The High Court has ruled in favor of Anna Mokgethi following an application to have the Minister held in contempt of court. The matter relates to the estate of the deceased Abdul Joseph for which Mokgethi’s law firm is the executrix. The deceased’s grand daughter , Mpho Masenya, instituted legal proceedings against the Minister in 2020 calling upon Mokgethi to provide a full account of the Estate saying she was not satisfied with her level of accounting for the estate.
The High Court ordered that Mokgethi, within 30 calendar days from May 29, 2020, furnish to the Master of the High Court and Masenya, a full and current accounting in respect of the assets and liabilities of Joseph’s Estate Number and provide details of all transactions relating to the Estate from the date of the issue of the Letters of Administration up to the date of accounting, and also provide an update and accurate inventory of the Estate.
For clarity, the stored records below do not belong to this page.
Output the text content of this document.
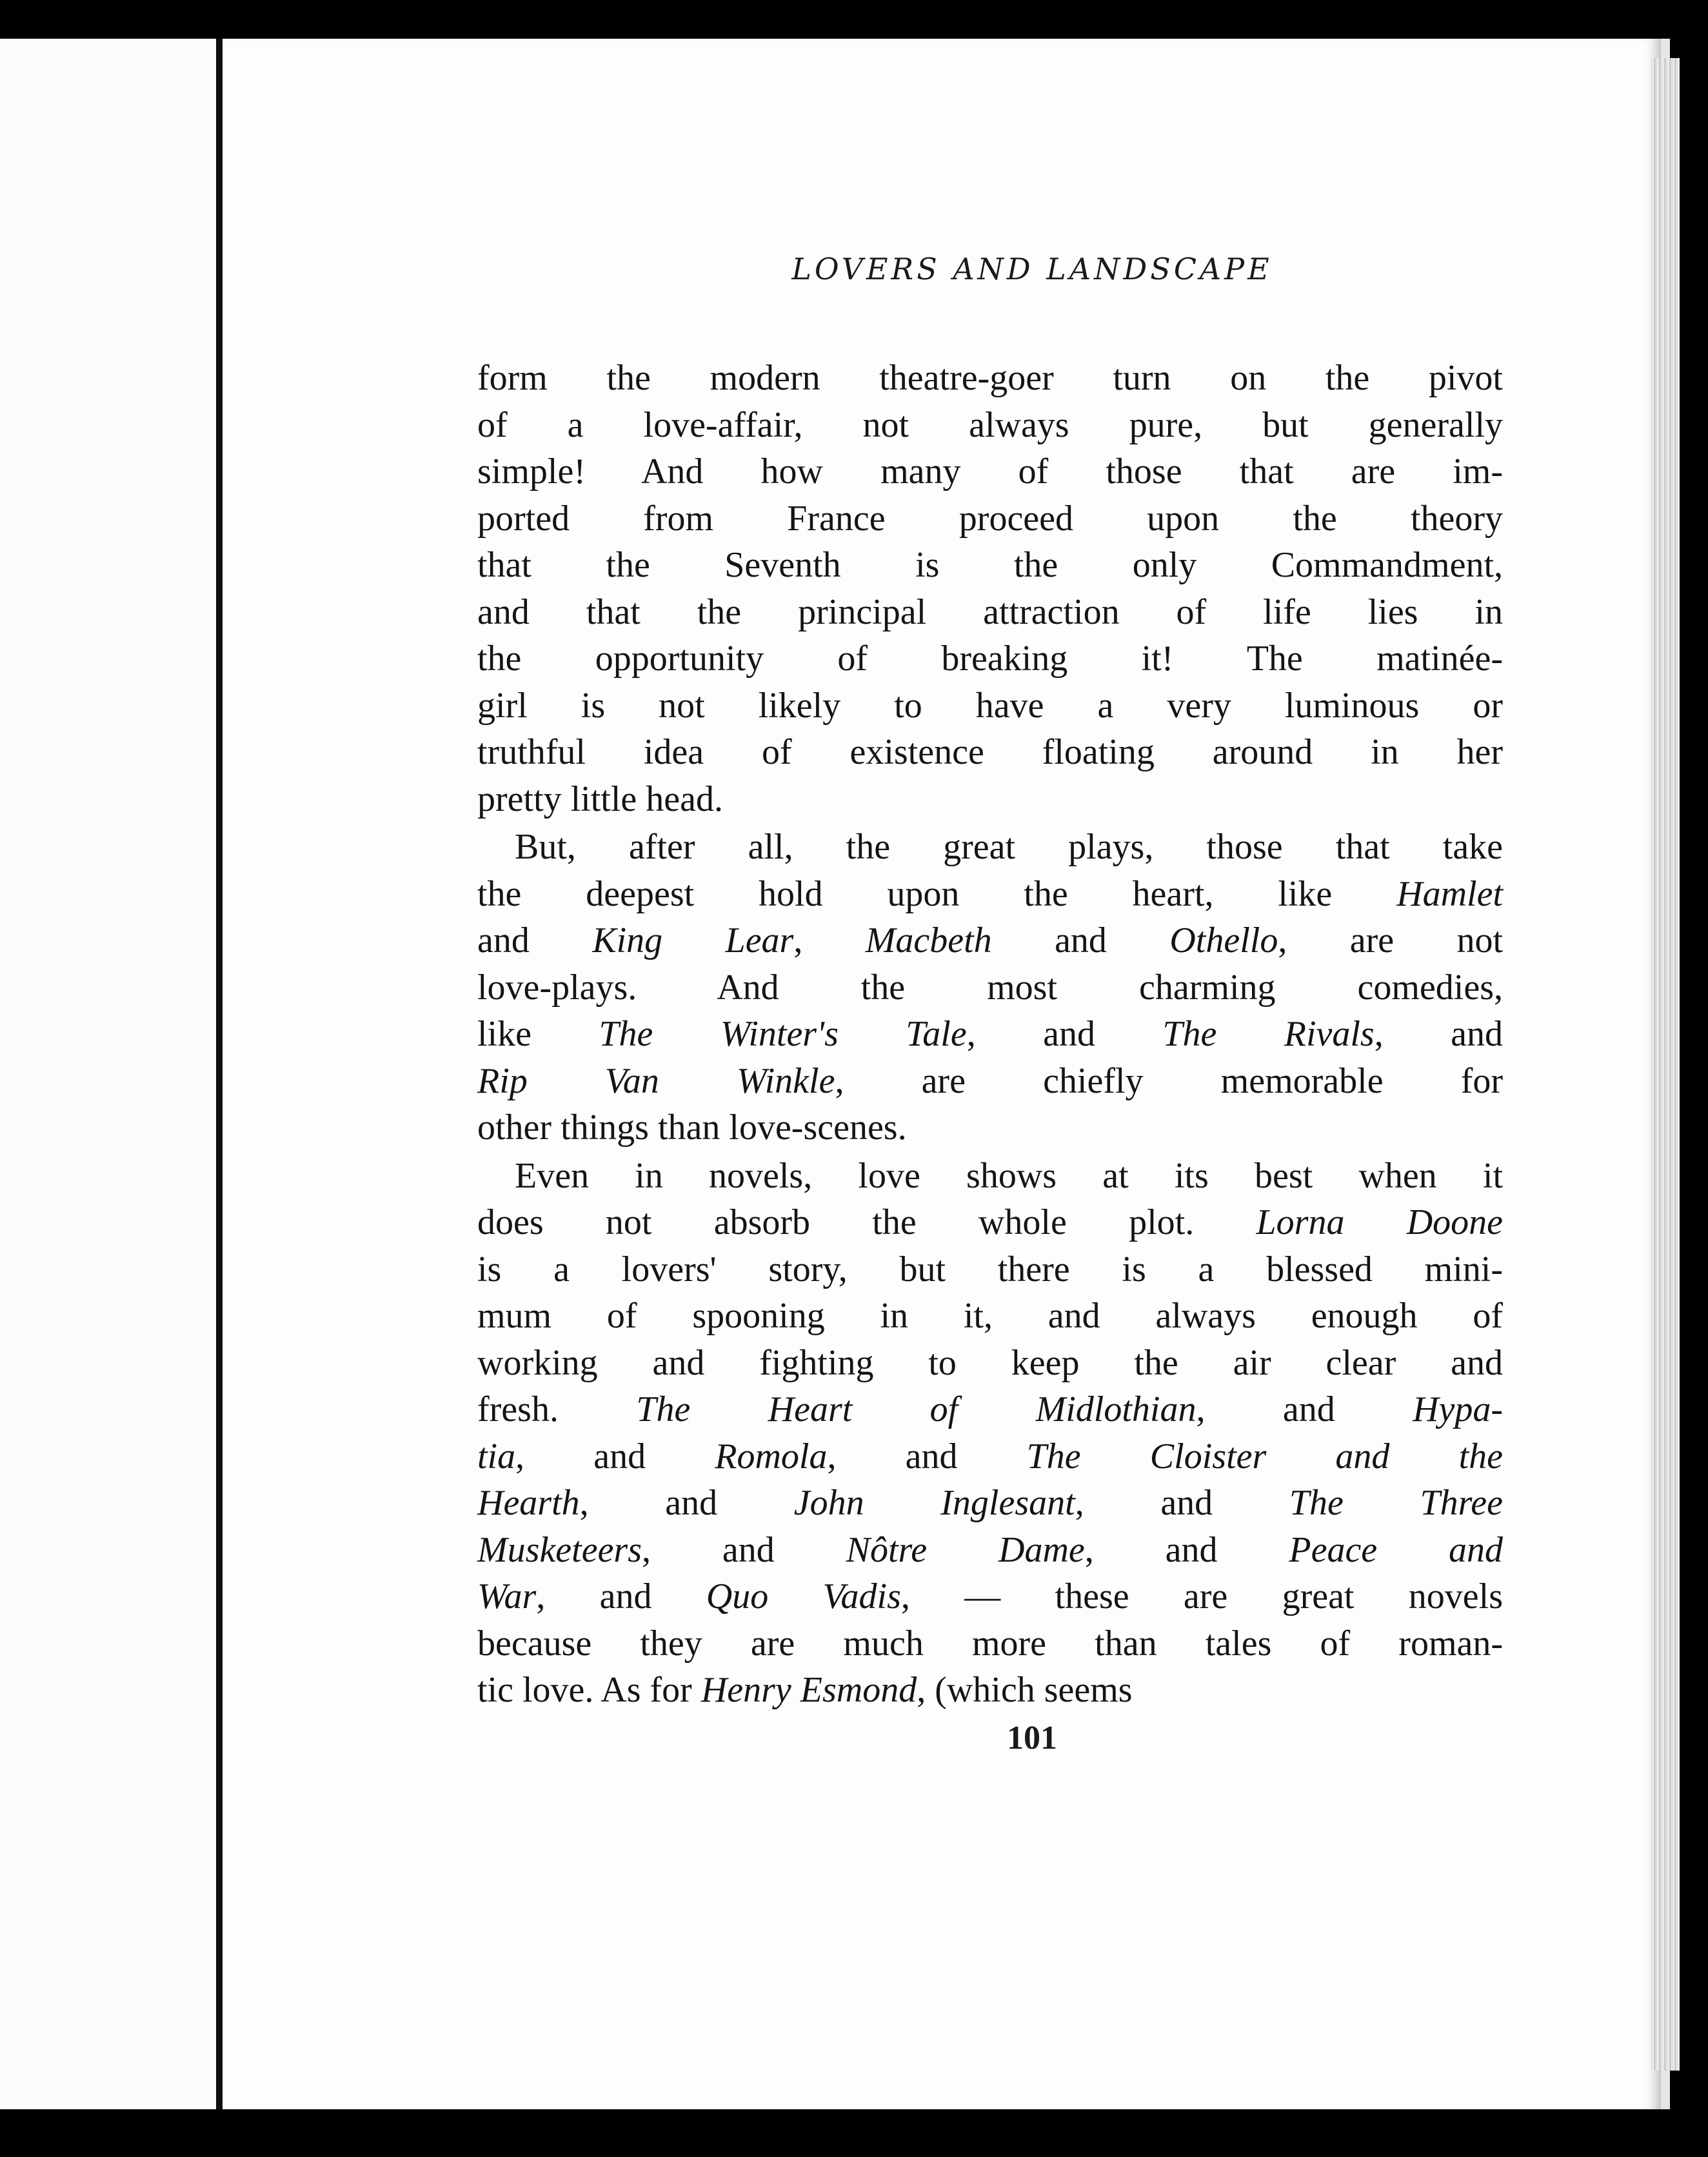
LOVERS AND LANDSCAPE
form the modern theatre-goer turn on the pivot
of a love-affair, not always pure, but generally
simple! And how many of those that are im-
ported from France proceed upon the theory
that the Seventh is the only Commandment,
and that the principal attraction of life lies in
the opportunity of breaking it! The matinée-
girl is not likely to have a very luminous or
truthful idea of existence floating around in her
pretty little head.
But, after all, the great plays, those that take
the deepest hold upon the heart, like Hamlet
and King Lear, Macbeth and Othello, are not
love-plays. And the most charming comedies,
like The Winter's Tale, and The Rivals, and
Rip Van Winkle, are chiefly memorable for
other things than love-scenes.
Even in novels, love shows at its best when it
does not absorb the whole plot. Lorna Doone
is a lovers' story, but there is a blessed mini-
mum of spooning in it, and always enough of
working and fighting to keep the air clear and
fresh. The Heart of Midlothian, and Hypa-
tia, and Romola, and The Cloister and the
Hearth, and John Inglesant, and The Three
Musketeers, and Nôtre Dame, and Peace and
War, and Quo Vadis, — these are great novels
because they are much more than tales of roman-
tic love. As for Henry Esmond, (which seems
101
Mokgethi, dissatisfied with the decision of the High Court, unsuccessfully appealed to the Court of Appeal (CoA) questioning Masenya’s right to institute the proceedings in the court High Court. The CoA issued an order on August 6, 2021 dismissing the appeal by Mokgethi saying the order of the High Court had to be complied with within 30 days of the handing down of its (CoA) own judgment, consequently extending the High Court’s June 30, 2020 deadline. Masenya had also instituted contempt proceedings against Mokgethi at CoA, arguing that the Minister was in contempt of court for having failed to comply with the June, 2020 order of the High Court.
The CoA dismissed her application on the basis that it was not the Court of first instance, and thus referred Masenya back to her pending contempt application before the lower court. The High Court handed down its ruling on the matter last week, dismissing Masenya’s application. In his judgement Justice Michael Leburu acknowledged the CoA’s extension of the deadline. Mokgethi had argued, through her lawyers Bonolo Itumeleng and Basimane Bogopa that while the contempt of court application was lodged with the High Court on the 14th August 2020, the CoA extended the deadline for compliance to the 7th September 2021, and thus rendering the contempt application premature.
Judge Leburu found that the extension of the deadline by the CoA made it abundantly clear that Masenya’s contempt application (lodged before the expiry of the CoA’s deadline set for compliance) is not ripe for adjudication. “Initially when it was lodged it was ripe for adjudication but the extension of the deadline for compliance by the Court of Appeal rendered the application not ripe. Put differently, this application was brought before the cause for action has accrued. The cause of action would thus accrue after the set deadline.”
Consequently, Leburu ordered that Masenya’s application be struck out. “There is no order as to cost,” the judge ordered.